Der Prozessbevollmächtigte der Klägerin musste daher ab dem Zeitpunkt der Vorlage den Ablauf der Frist und ihre Notierung überprüfen (vgl. auch BGH 06.07.1994 - VIII ZB 26/94 - NJW 1994, 2552).

Schließlich kann die Kammer nach dem Vorbringen zur Begründung des Wiedereinsetzungsgesuchs und nach der eidesstattlichen Versicherung nicht mit der erforderlichen Wahrscheinlichkeit feststellen, dass in der Kanzlei des Prozessbevollmächtigten des Klägers durch klare und eindeutige Anweisungen das vom Prozessbevollmächtigten für die Fristenbehandlung geschilderte Verfahren der Kanzleikraft nahe gebracht worden ist und dass diese insoweit ausreichend geschult ist.

Es fällt nämlich auf, dass von der vorgetragenen Organisation gleich zwei Abweichungen durch die Kanzleikraft passiert sind.
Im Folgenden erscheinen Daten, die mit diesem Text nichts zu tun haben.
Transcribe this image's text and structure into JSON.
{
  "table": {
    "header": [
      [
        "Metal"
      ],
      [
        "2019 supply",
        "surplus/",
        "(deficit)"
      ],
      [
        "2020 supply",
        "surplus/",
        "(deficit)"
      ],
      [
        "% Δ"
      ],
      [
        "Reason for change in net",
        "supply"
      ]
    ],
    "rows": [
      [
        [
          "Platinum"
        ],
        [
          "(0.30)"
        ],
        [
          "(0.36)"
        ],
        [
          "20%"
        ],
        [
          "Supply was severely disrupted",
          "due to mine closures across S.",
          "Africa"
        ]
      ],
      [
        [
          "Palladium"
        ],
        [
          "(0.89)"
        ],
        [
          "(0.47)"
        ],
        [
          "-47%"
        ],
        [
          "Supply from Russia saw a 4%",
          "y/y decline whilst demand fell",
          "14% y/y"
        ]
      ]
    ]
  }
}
Sie hat nicht den Fristablauf, sondern nur die Vorfrist notiert, sie hat auch bei Vorlage zur Vorfrist nicht - entgegen der behaupteten Organisation der Kanzlei - die Akte mit einem auffälligen Vermerk "Fristsache" vorgelegt.

Weder zur Schulung der Kanzleikraft noch zu der Frage, wie überhaupt die vorgetragene Organisation angewiesen worden ist, sind irgendwelche konkreten Fakten vorgetragen worden. Aufgrund der Tatsache, dass nach dem Vorbringen zur Begründung des Wiedereinsetzungsantrages in einem Fall gleich zwei unabhängig voneinander erfolgte Fehler im Kanzleibereich passiert sind, kann die Kammer jedenfalls mit der erforderlichen Wahrscheinlichkeit den Schluss nicht ziehen, dass die Anweisungen in verschuldensausschließender Weise erfolgt sind und die Kanzleikraft in ebenso verschuldensausschließender Weise sorgfältig geschult und ausgewählt worden ist.

Die Kostenentscheidung erfolgt aus § 97 Abs. 1 ZPO.